A police task force used a battering ram to knock down the door and execute a “no-knock” search warrant.
Burbank said his department has protocols in place to prevent such mistakes, but officers did not follow them. He declined to elaborate.
The chief said he met with family members, apologized and assured them the department would repair all damage to the home.
The woman’s adult son, Raymond Zaelit, told The Salt Lake Tribune that a police officer pointed a gun at her, then asked if she had a gun or drugs. His mother, who was home alone, answered no to both.
“She was petrified.
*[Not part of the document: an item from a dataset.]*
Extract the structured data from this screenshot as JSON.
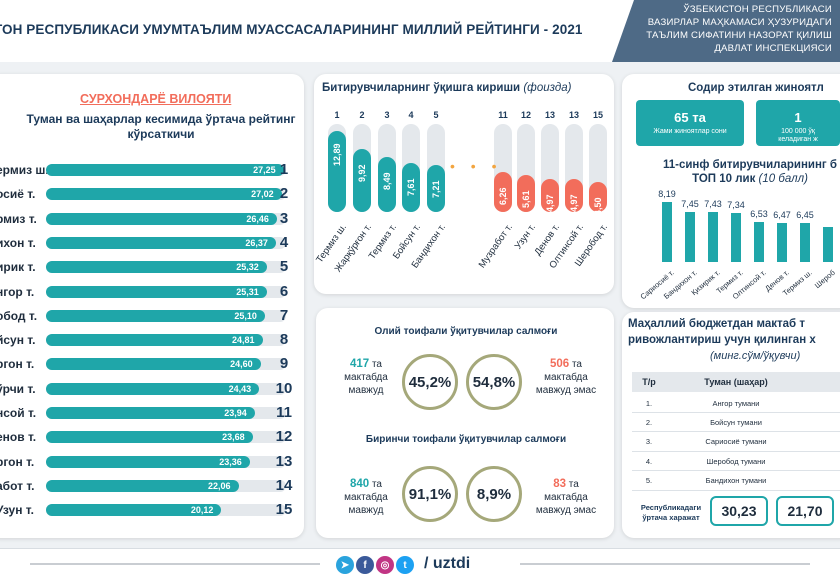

She didn’t know what to think,” Zaelit said. “This was traumatizing for her.”
Stephen Cook, an attorney representing the woman and her family, told the Deseret News that they remain focused “on helping her deal with the consequences of the traumatic incident.”
The family is reviewing the official account of the events provided Friday by police and will make a statement when appropriate, Cook added.
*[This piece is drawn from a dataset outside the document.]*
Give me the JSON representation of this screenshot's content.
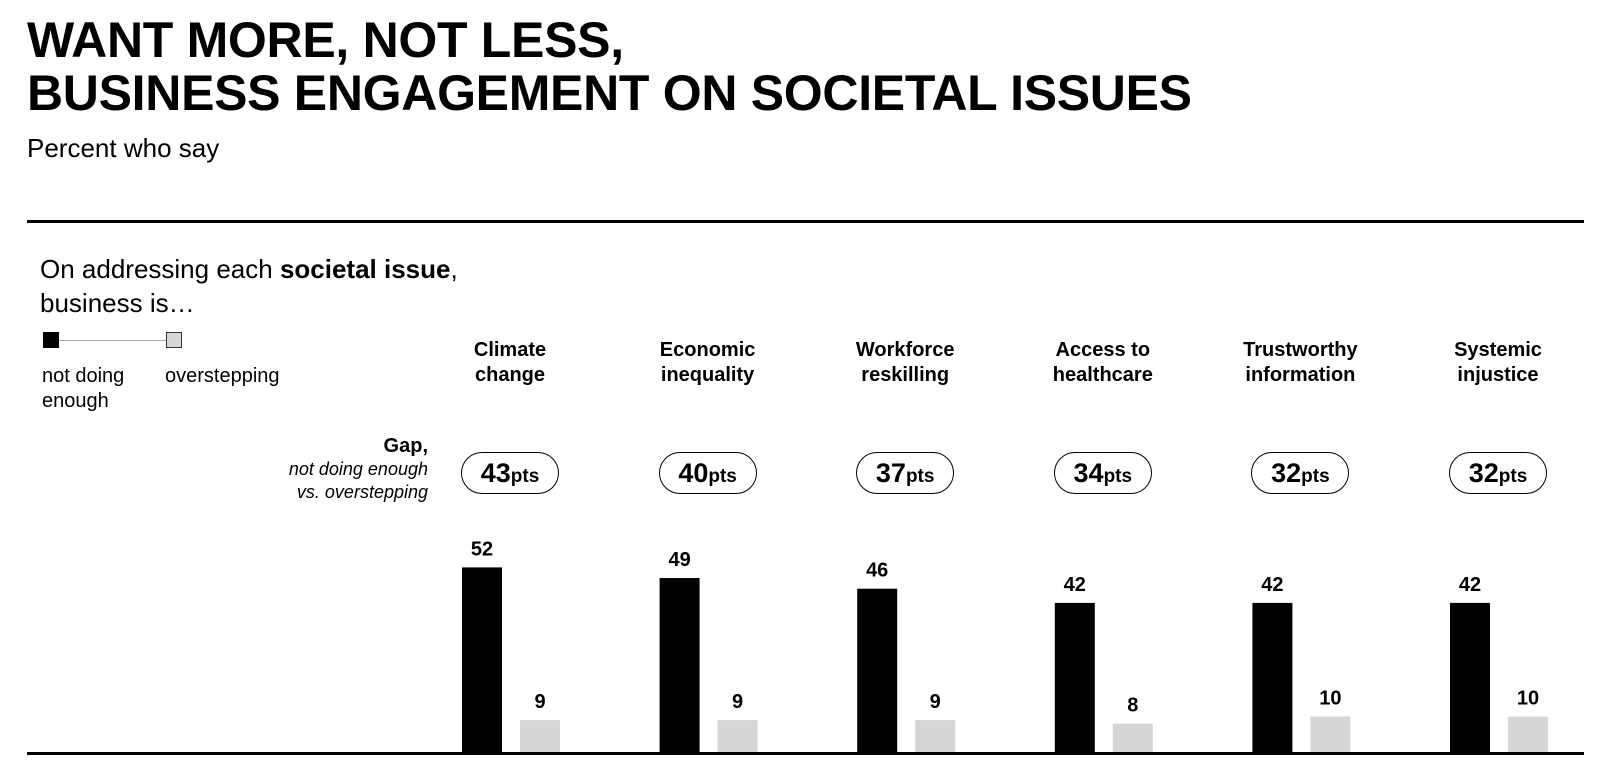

Paul Fracasso, a next-door neighbor of the woman, watched as police raided the wrong home.
“I saw them going through the door, crashing through the door,” he recalled. “There were guns and flashlights going everywhere, (and police) telling them: ‘Get down. Get down. Get down.’”
Fracasso said he knew immediately that police had made a mistake.
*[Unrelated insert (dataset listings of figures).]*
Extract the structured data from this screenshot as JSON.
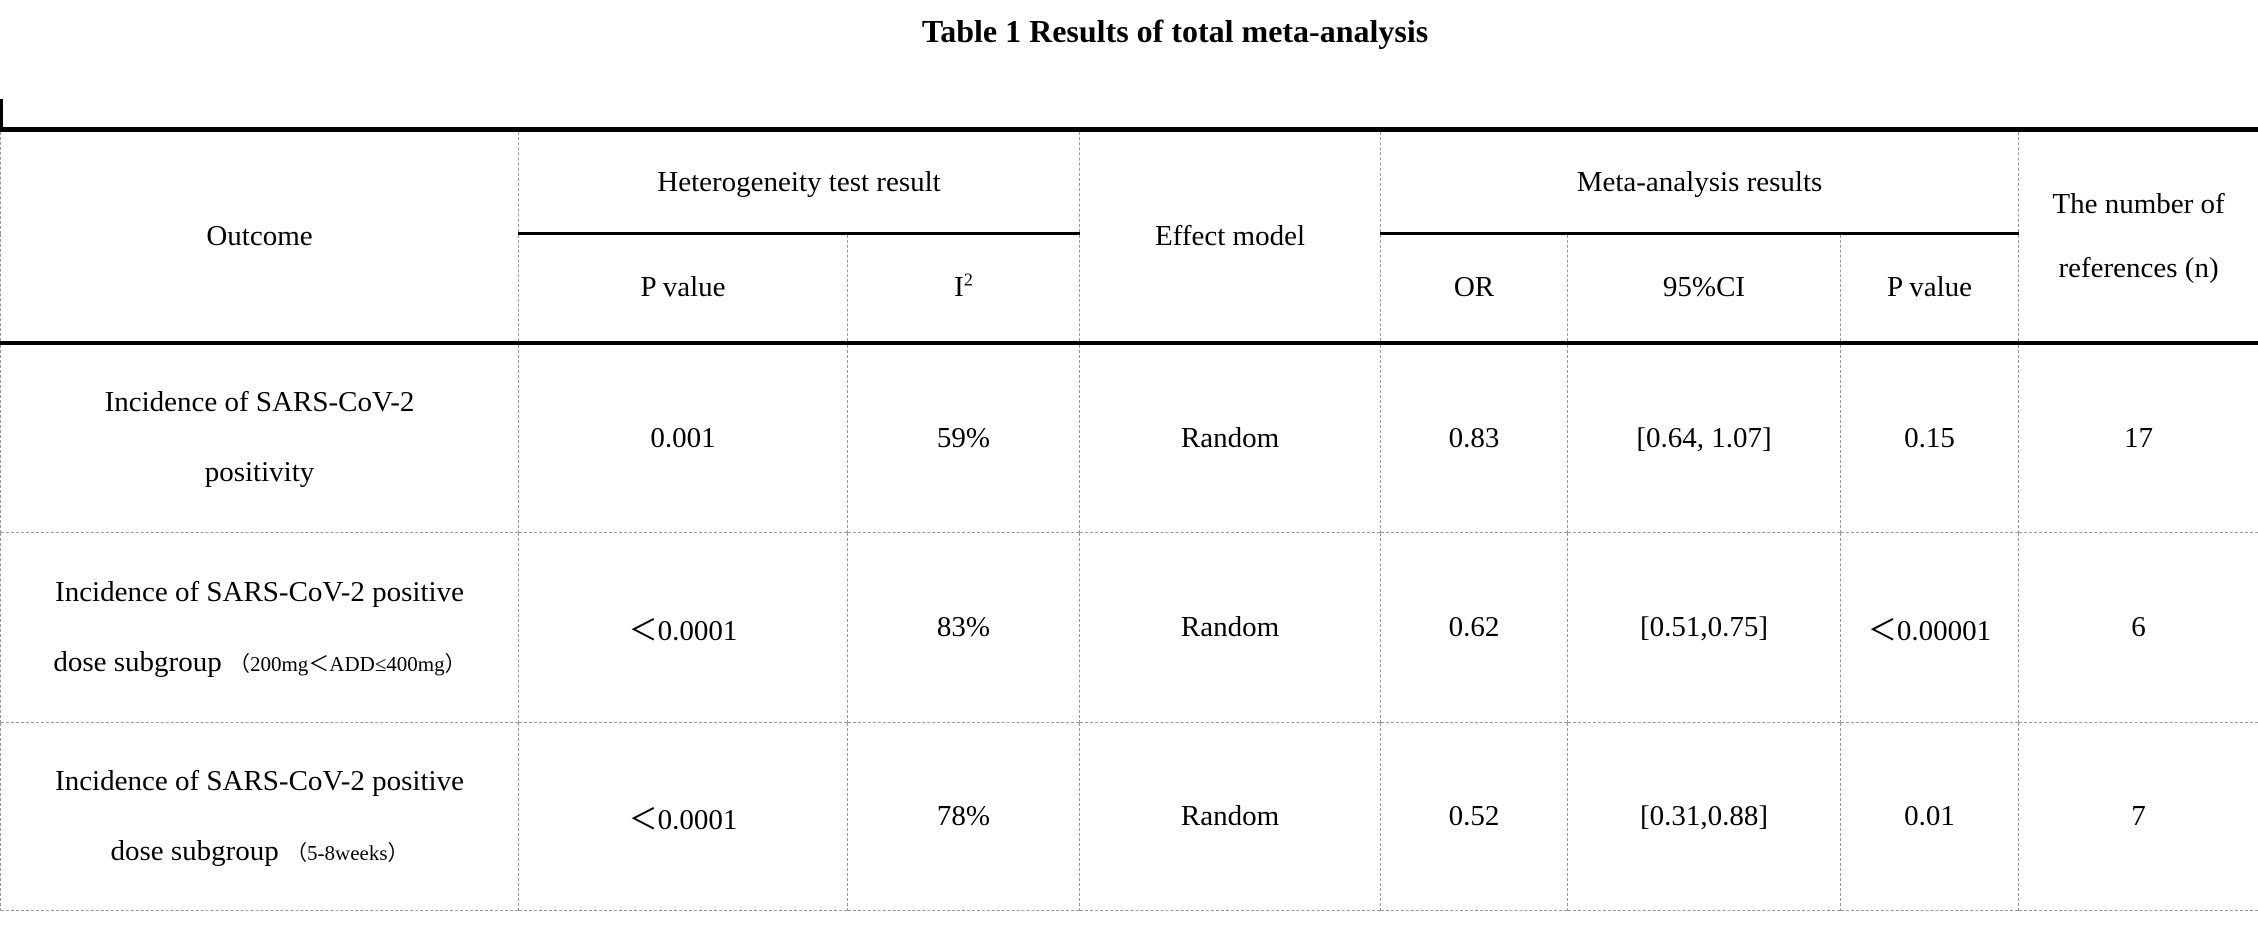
{
  "page": {
    "title": "Table 1 Results of total meta-analysis"
  },
  "colors": {
    "text": "#000000",
    "background": "#ffffff",
    "solid_rule": "#000000",
    "dashed_rule": "#999999"
  },
  "table": {
    "header": {
      "outcome": "Outcome",
      "het_group": "Heterogeneity test result",
      "het_p": "P value",
      "i2": {
        "base": "I",
        "sup": "2"
      },
      "model": "Effect model",
      "meta_group": "Meta-analysis results",
      "or": "OR",
      "ci": "95%CI",
      "meta_p": "P value",
      "n_refs": "The number of references (n)"
    },
    "rows": [
      {
        "outcome": {
          "line1": "Incidence of SARS-CoV-2",
          "line2": "positivity",
          "note": ""
        },
        "het_p": "0.001",
        "i2": "59%",
        "model": "Random",
        "or": "0.83",
        "ci": "[0.64, 1.07]",
        "meta_p": "0.15",
        "n": "17"
      },
      {
        "outcome": {
          "line1": "Incidence of SARS-CoV-2 positive",
          "line2": "dose subgroup ",
          "note": "（200mg＜ADD≤400mg）"
        },
        "het_p": "＜0.0001",
        "i2": "83%",
        "model": "Random",
        "or": "0.62",
        "ci": "[0.51,0.75]",
        "meta_p": "＜0.00001",
        "n": "6"
      },
      {
        "outcome": {
          "line1": "Incidence of SARS-CoV-2 positive",
          "line2": "dose subgroup ",
          "note": "（5-8weeks）"
        },
        "het_p": "＜0.0001",
        "i2": "78%",
        "model": "Random",
        "or": "0.52",
        "ci": "[0.31,0.88]",
        "meta_p": "0.01",
        "n": "7"
      }
    ]
  }
}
“I knew they were there for no reason,” he said. “She’s a sweet old lady, just like my grandma. I think they should have done their homework. I can’t believe it actually happened.”
Burbank declined to comment on the actual target of the warrant other than to say it was “very close” to the woman’s home. Detectives did not go there after the erroneous search, feeling they had lost the element of surprise, the chief said.
This raid is “yet another example of poor muzzle discipline, and the incident may have included poor trigger discipline. When anyone who doesn’t happen to be a law enforcement officer does something like this, it’s called trespassing, brandishing a firearm, and assault with a deadly weapon (a felony offense that generally includes ”the intentional creation of a reasonable apprehension of imminent bodily harm”). And bodily harm often does result, as with the case of Mr. Eurie Stamps, prone on the floor after his home had been mistakenly invaded, and who was shot dead by an officer who had his finger on the trigger of his weapon and stumbled, firing as a sympathetic muscle reflex.
I’ve also remarked that based on my own friends who are law enforcement officers, one who is a Captain and who has effected hundreds of felony arrests, it just isn’t that difficult to ensure safety. A little OC spray makes the worst offenders very compliant while officers maintain stand-off distance. Furthermore, a little investigative work goes a long way. Stake out a home, effect the arrests in driveways, ensure that it’s the correct address, and so on.
It’s not only the reasonable and sensible thing to do, it’s the moral approach. Invading homes (when as far as the homeowner knows, the invader is posing as a LEO and intends his family harm) is the immoral approach, and pointing weapons at women and children is the behavior of cowards.”
It will continue as long as the courts defend these tactics, or as long as we tolerate judges exonerating such behavior, and as long as we hire LEOs who want to do this, and as long as we elect city councils and county commissioners who back this kind of behavior with policy statements and money.